The movie assembles a laundry list of corporate sins: Bovine Growth Hormone, Agent Orange,
marketing research on how to inspire children to nag their parents to buy products. It is in the
interest of corporations to sell products, and therefore in their interest to have those products
certified as safe, desirable and good for us. No one who knows anything about the assembly-
line production of chickens would eat a non-organic chicken. Cows, which are vegetarians, have
been fed processed animal protein, leading to the charming possibility that they can pass along
mad cow disease. Farm-raised salmon contains mercury. And so on.
If corporations are maximizing profits by feeding strangelovian chemicals to unsuspecting
animals, what are we to make of the U.S. Supreme Court decision that living organisms can be
patented? Yes, strains of laboratory mice, cultures of bacteria, even bits of DNA, can now be
privately owned.

Fascinated as I am by the labyrinthine reasoning by which stem cell research somehow violates
the Right to Life, I have been waiting for opponents of stem cell research to attack the private
ownership and patenting of actual living organisms, but I wait in vain. If there is one thing more
sacred than the Right to Life, it is the corporation's Right to Patent, Market and Exploit Life.

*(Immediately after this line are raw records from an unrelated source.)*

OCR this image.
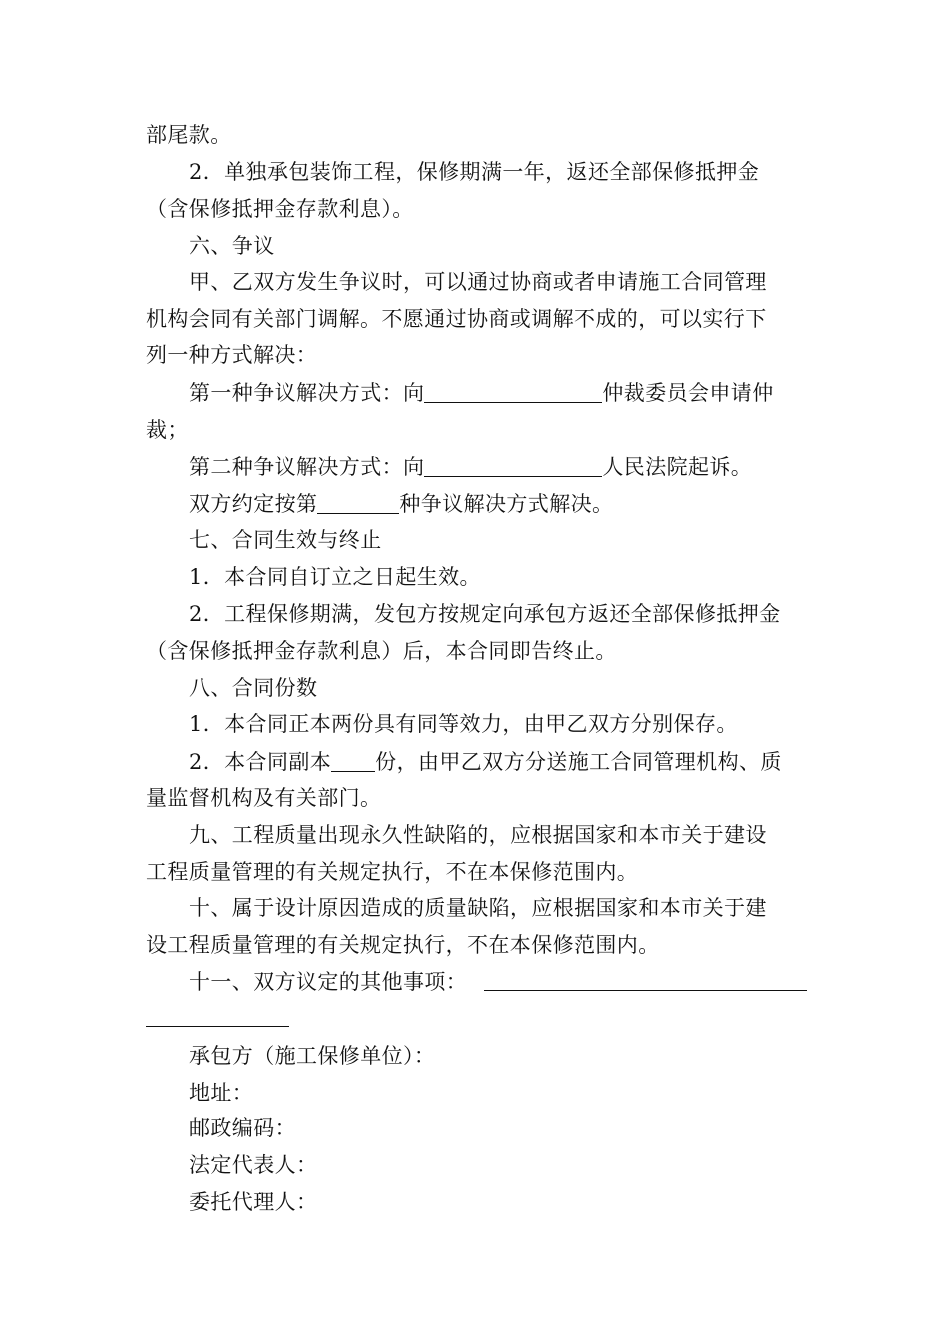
部尾款。
2．单独承包装饰工程，保修期满一年，返还全部保修抵押金
（含保修抵押金存款利息）。
六、争议
甲、乙双方发生争议时，可以通过协商或者申请施工合同管理
机构会同有关部门调解。不愿通过协商或调解不成的，可以实行下
列一种方式解决：
第一种争议解决方式：向	仲裁委员会申请仲
裁；
第二种争议解决方式：向	人民法院起诉。
双方约定按第	种争议解决方式解决。
七、合同生效与终止
1．本合同自订立之日起生效。
2．工程保修期满，发包方按规定向承包方返还全部保修抵押金
（含保修抵押金存款利息）后，本合同即告终止。
八、合同份数
1．本合同正本两份具有同等效力，由甲乙双方分别保存。
2．本合同副本 份，由甲乙双方分送施工合同管理机构、质
量监督机构及有关部门。
九、工程质量出现永久性缺陷的，应根据国家和本市关于建设
工程质量管理的有关规定执行，不在本保修范围内。
十、属于设计原因造成的质量缺陷，应根据国家和本市关于建
设工程质量管理的有关规定执行，不在本保修范围内。
十一、双方议定的其他事项：
承包方（施工保修单位）：
地址：
邮政编码：
法定代表人：
委托代理人：
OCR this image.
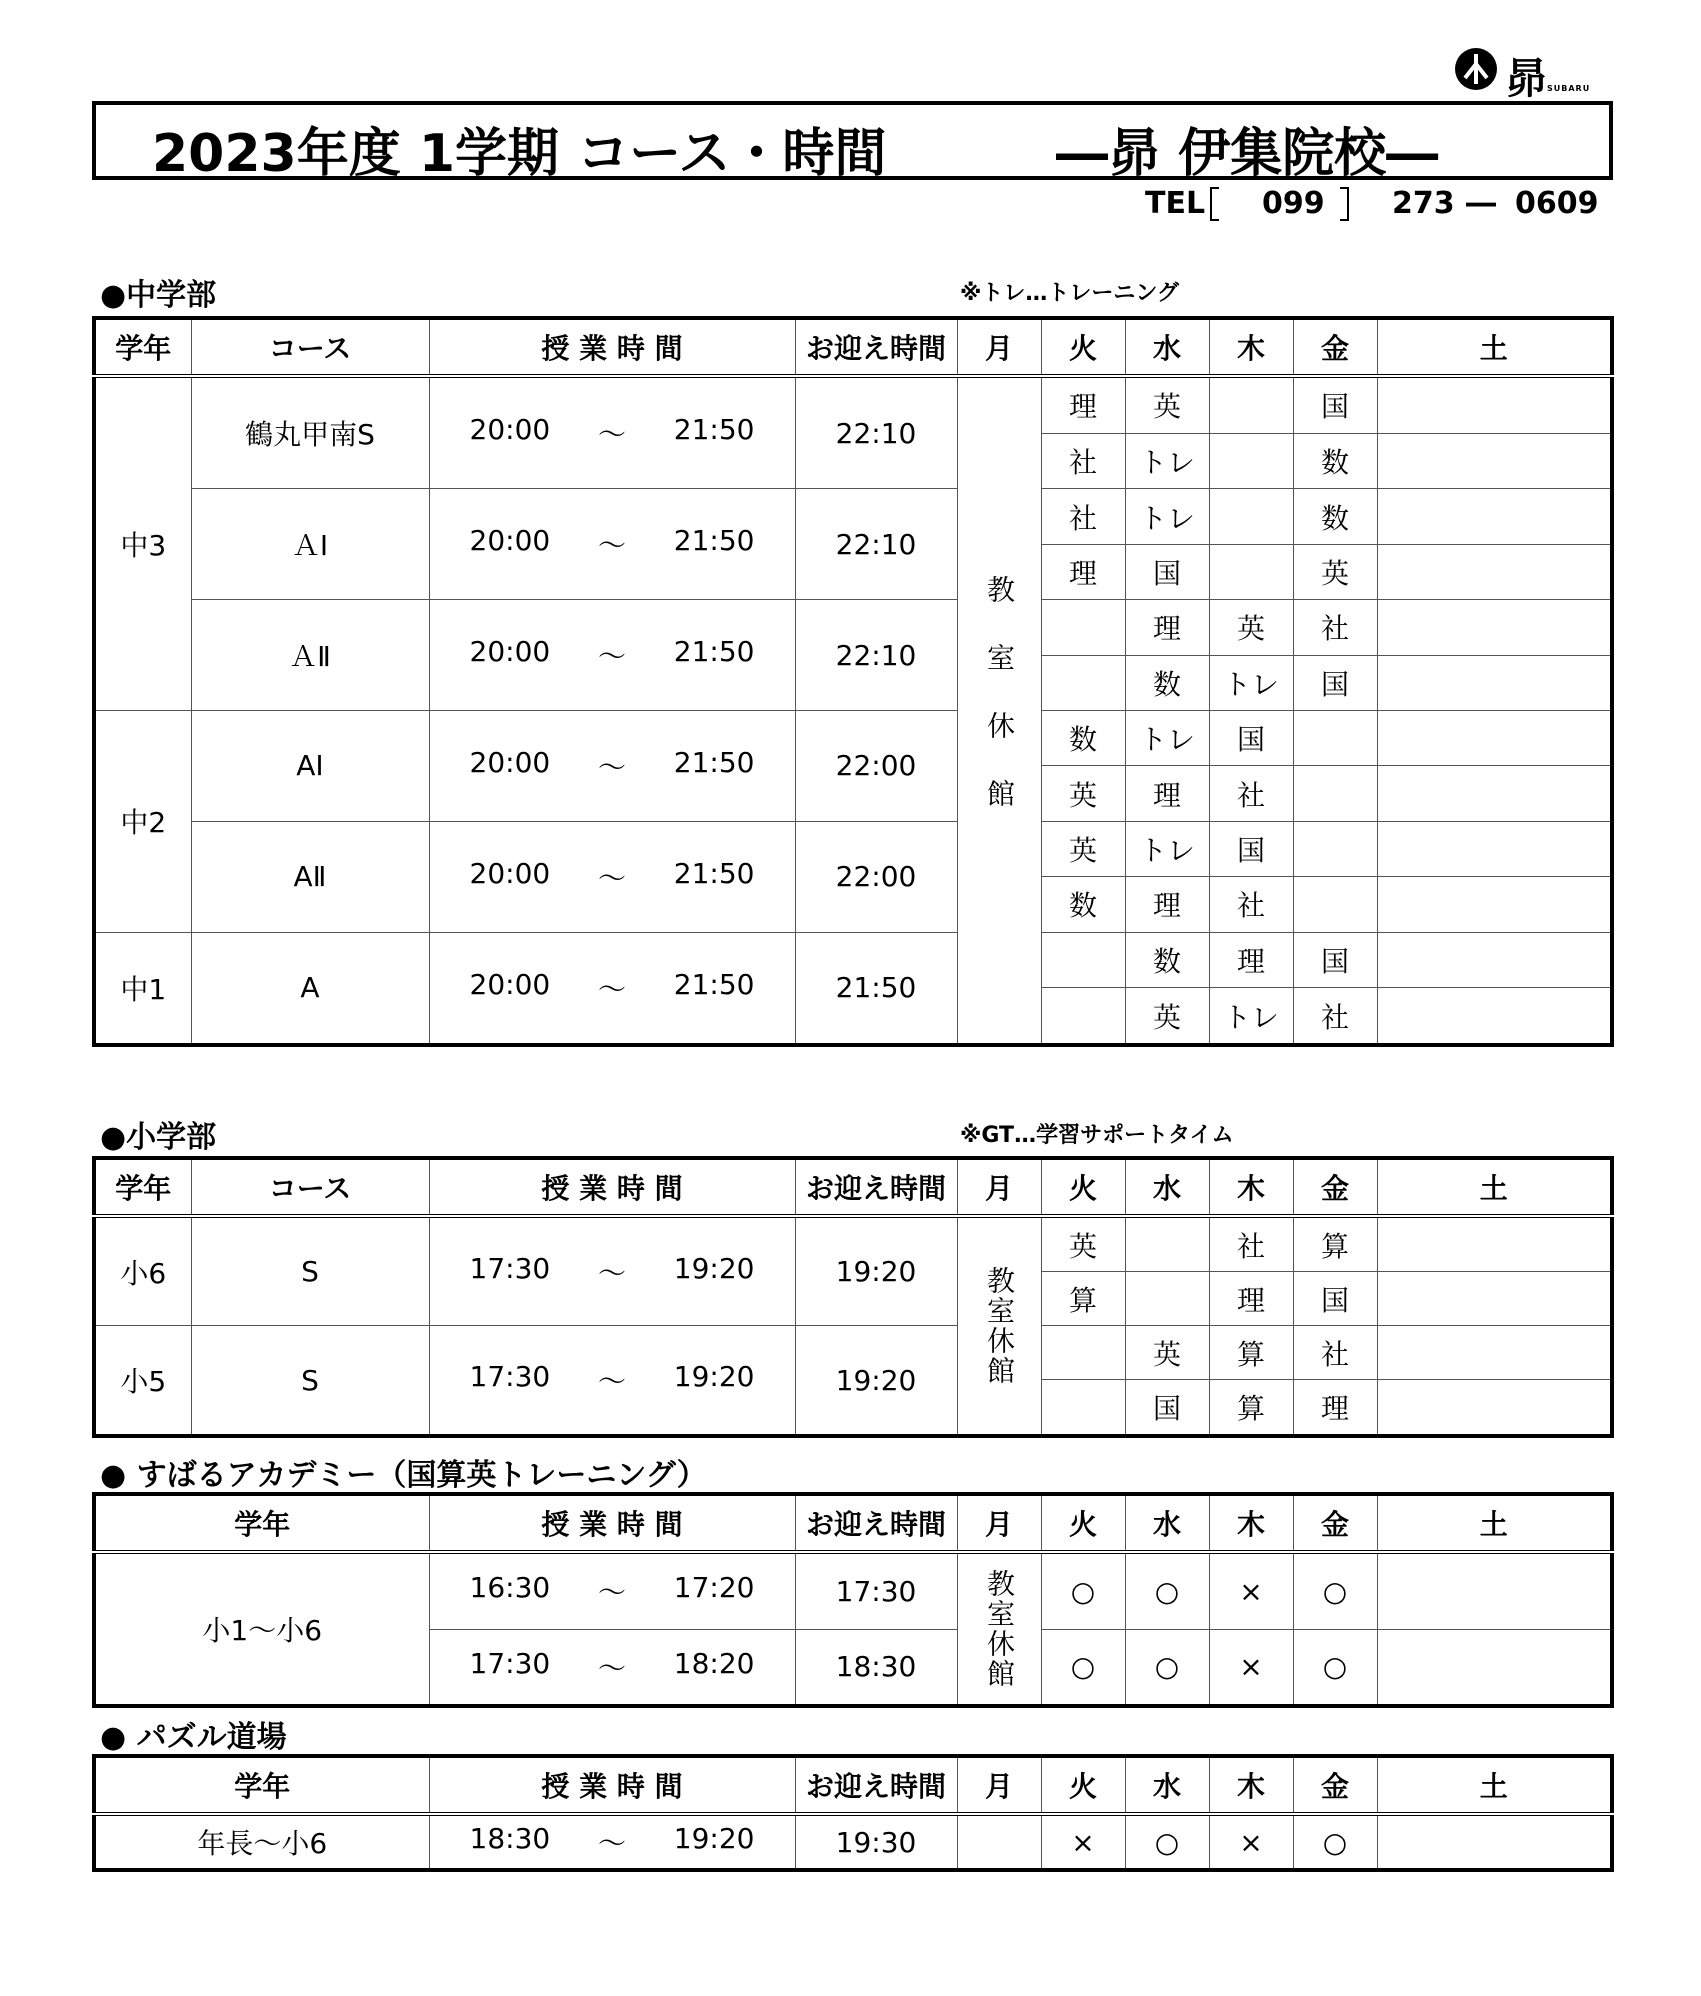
昴 SUBARU
2023年度 1学期 コース・時間	―昴 伊集院校―
TEL 099 273 ― 0609
●中学部	※トレ…トレーニング
学年	コース	授 業 時 間	お迎え時間	月	火	水	木	金	土
中3	鶴丸甲南S	20:00 ～ 21:50	22:10	教室休館	理	英		国	
					社	トレ		数	
	ＡⅠ	20:00 ～ 21:50	22:10		社	トレ		数	
					理	国		英	
	ＡⅡ	20:00 ～ 21:50	22:10			理	英	社	
						数	トレ	国	
中2	AⅠ	20:00 ～ 21:50	22:00		数	トレ	国		
					英	理	社		
	AⅡ	20:00 ～ 21:50	22:00		英	トレ	国		
					数	理	社		
中1	A	20:00 ～ 21:50	21:50			数	理	国	
						英	トレ	社	
●小学部	※GT…学習サポートタイム
学年	コース	授 業 時 間	お迎え時間	月	火	水	木	金	土
小6	S	17:30 ～ 19:20	19:20	教室休館	英		社	算	
					算		理	国	
小5	S	17:30 ～ 19:20	19:20			英	算	社	
						国	算	理	
● すばるアカデミー（国算英トレーニング）
学年	授 業 時 間	お迎え時間	月	火	水	木	金	土
小1～小6	16:30 ～ 17:20	17:30	教室休館	○	○	×	○	

	17:30 ～ 18:20	18:30		○	○	×	○	
● パズル道場
学年	授 業 時 間	お迎え時間	月	火	水	木	金	土
年長～小6	18:30 ～ 19:20	19:30		×	○	×	○	
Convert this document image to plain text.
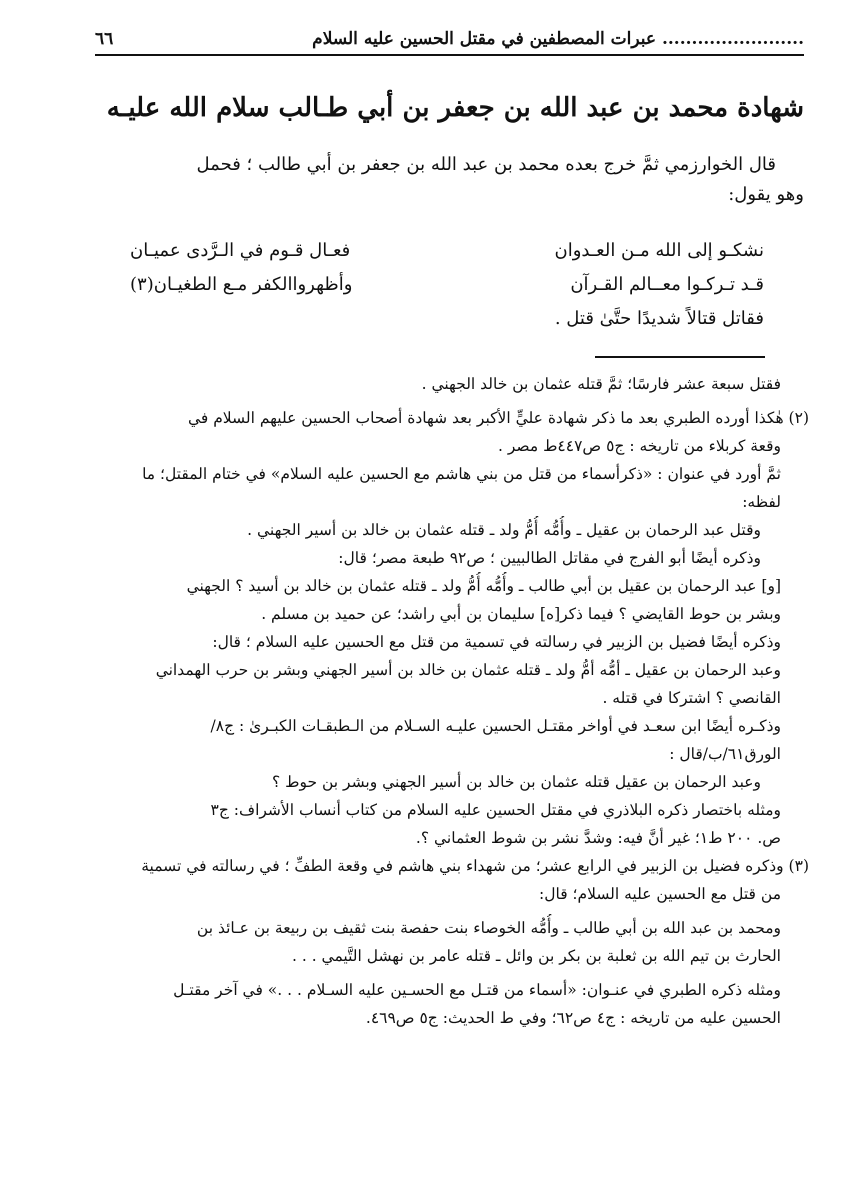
........................ عبرات المصطفين في مقتل الحسين عليه السلام
٦٦
شهادة محمد بن عبد الله بن جعفر بن أبي طـالب سلام الله عليـه

قال الخوارزمي ثمَّ خرج بعده محمد بن عبد الله بن جعفر بن أبي طالب ؛ فحمل

وهو يقول:

نشكـو إلى الله مـن العـدوان
فعـال قـوم في الـرَّدى عميـان
قـد تـركـوا معــالم القـرآن
وأظهرواالكفر مـع الطغيـان(٣)
فقاتل قتالاً شديدًا حتَّىٰ قتل .

فقتل سبعة عشر فارسًا؛ ثمَّ قتله عثمان بن خالد الجهني .

(٢) هٰكذا أورده الطبري بعد ما ذكر شهادة عليٍّ الأكبر بعد شهادة أصحاب الحسين عليهم السلام في

وقعة كربلاء من تاريخه : ج٥ ص٤٤٧ط مصر .

ثمَّ أورد في عنوان : «ذكرأسماء من قتل من بني هاشم مع الحسين عليه السلام» في ختام المقتل؛ ما

لفظه:

وقتل عبد الرحمان بن عقيل ـ وأُمُّه أُمُّ ولد ـ قتله عثمان بن خالد بن أسير الجهني .

وذكره أيضًا أبو الفرج في مقاتل الطالبيين ؛ ص٩٢ طبعة مصر؛ قال:

[و] عبد الرحمان بن عقيل بن أبي طالب ـ وأُمُّه أُمُّ ولد ـ قتله عثمان بن خالد بن أسيد ؟ الجهني

وبشر بن حوط القايضي ؟ فيما ذكر[ه] سليمان بن أبي راشد؛ عن حميد بن مسلم .

وذكره أيضًا فضيل بن الزبير في رسالته في تسمية من قتل مع الحسين عليه السلام ؛ قال:

وعبد الرحمان بن عقيل ـ أمُّه أمُّ ولد ـ قتله عثمان بن خالد بن أسير الجهني وبشر بن حرب الهمداني

القانصي ؟ اشتركا في قتله .

وذكـره أيضًا ابن سعـد في أواخر مقتـل الحسين عليـه السـلام من الـطبقـات الكبـرىٰ : ج٨/

الورق٦١/ب/قال :

وعبد الرحمان بن عقيل قتله عثمان بن خالد بن أسير الجهني وبشر بن حوط ؟

ومثله باختصار ذكره البلاذري في مقتل الحسين عليه السلام من كتاب أنساب الأشراف: ج٣

ص. ٢٠٠ ط١؛ غير أنَّ فيه: وشدَّ نشر بن شوط العثماني ؟.

(٣) وذكره فضيل بن الزبير في الرابع عشر؛ من شهداء بني هاشم في وقعة الطفِّ ؛ في رسالته في تسمية

من قتل مع الحسين عليه السلام؛ قال:

ومحمد بن عبد الله بن أبي طالب ـ وأُمُّه الخوصاء بنت حفصة بنت ثقيف بن ربيعة بن عـائذ بن

الحارث بن تيم الله بن ثعلبة بن بكر بن وائل ـ قتله عامر بن نهشل التَّيمي . . .

ومثله ذكره الطبري في عنـوان: «أسماء من قتـل مع الحسـين عليه السـلام . . .» في آخر مقتـل

الحسين عليه من تاريخه : ج٤ ص٦٢؛ وفي ط الحديث: ج٥ ص٤٦٩.
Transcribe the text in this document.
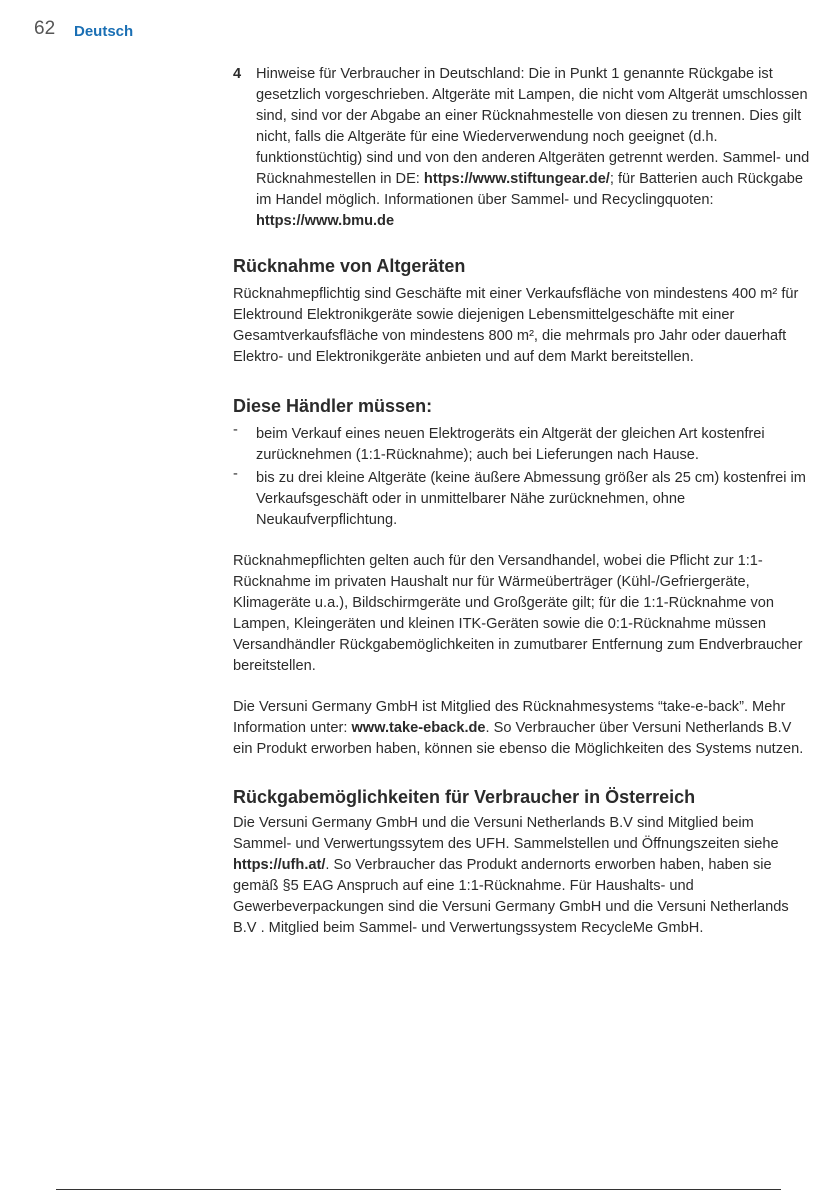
62 Deutsch
4 Hinweise für Verbraucher in Deutschland: Die in Punkt 1 genannte Rückgabe ist gesetzlich vorgeschrieben. Altgeräte mit Lampen, die nicht vom Altgerät umschlossen sind, sind vor der Abgabe an einer Rücknahmestelle von diesen zu trennen. Dies gilt nicht, falls die Altgeräte für eine Wiederverwendung noch geeignet (d.h. funktionstüchtig) sind und von den anderen Altgeräten getrennt werden. Sammel- und Rücknahmestellen in DE: https://www.stiftungear.de/; für Batterien auch Rückgabe im Handel möglich. Informationen über Sammel- und Recyclingquoten: https://www.bmu.de

Rücknahme von Altgeräten

Rücknahmepflichtig sind Geschäfte mit einer Verkaufsfläche von mindestens 400 m² für Elektround Elektronikgeräte sowie diejenigen Lebensmittelgeschäfte mit einer Gesamtverkaufsfläche von mindestens 800 m², die mehrmals pro Jahr oder dauerhaft Elektro- und Elektronikgeräte anbieten und auf dem Markt bereitstellen.

Diese Händler müssen:
- beim Verkauf eines neuen Elektrogeräts ein Altgerät der gleichen Art kostenfrei zurücknehmen (1:1-Rücknahme); auch bei Lieferungen nach Hause.
- bis zu drei kleine Altgeräte (keine äußere Abmessung größer als 25 cm) kostenfrei im Verkaufsgeschäft oder in unmittelbarer Nähe zurücknehmen, ohne Neukaufverpflichtung.

Rücknahmepflichten gelten auch für den Versandhandel, wobei die Pflicht zur 1:1-Rücknahme im privaten Haushalt nur für Wärmeüberträger (Kühl-/Gefriergeräte, Klimageräte u.a.), Bildschirmgeräte und Großgeräte gilt; für die 1:1-Rücknahme von Lampen, Kleingeräten und kleinen ITK-Geräten sowie die 0:1-Rücknahme müssen Versandhändler Rückgabemöglichkeiten in zumutbarer Entfernung zum Endverbraucher bereitstellen.

Die Versuni Germany GmbH ist Mitglied des Rücknahmesystems “take-e-back”. Mehr Information unter: www.take-eback.de. So Verbraucher über Versuni Netherlands B.V ein Produkt erworben haben, können sie ebenso die Möglichkeiten des Systems nutzen.

Rückgabemöglichkeiten für Verbraucher in Österreich

Die Versuni Germany GmbH und die Versuni Netherlands B.V sind Mitglied beim Sammel- und Verwertungssytem des UFH. Sammelstellen und Öffnungszeiten siehe https://ufh.at/. So Verbraucher das Produkt andernorts erworben haben, haben sie gemäß §5 EAG Anspruch auf eine 1:1-Rücknahme. Für Haushalts- und Gewerbeverpackungen sind die Versuni Germany GmbH und die Versuni Netherlands B.V . Mitglied beim Sammel- und Verwertungssystem RecycleMe GmbH.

If I seem to have strayed from the abstract idea of a corporation, "The Corporation" does some
straying itself. It produces saintly figures like Roy Anderson, CEO of Interface, the largest rug
manufacturer in the world, who tells his fellow executives they are all "plundering" the globe
and tries to move his corporation toward sustainable production. All living organisms on Earth
are in decline, the documentary argues, mostly because corporations are stealing from the
future to enrich themselves in the present.

"The Corporation" is an impassioned polemic, filled with information sure to break up any
dinner-table conversation. Its fault is that of the dinner guest who tells you something
fascinating, and then tells you again, and then a third time. At 145 minutes, it overstays its
welcome. The wise documentarian should treat film stock as a non-renewable commodity.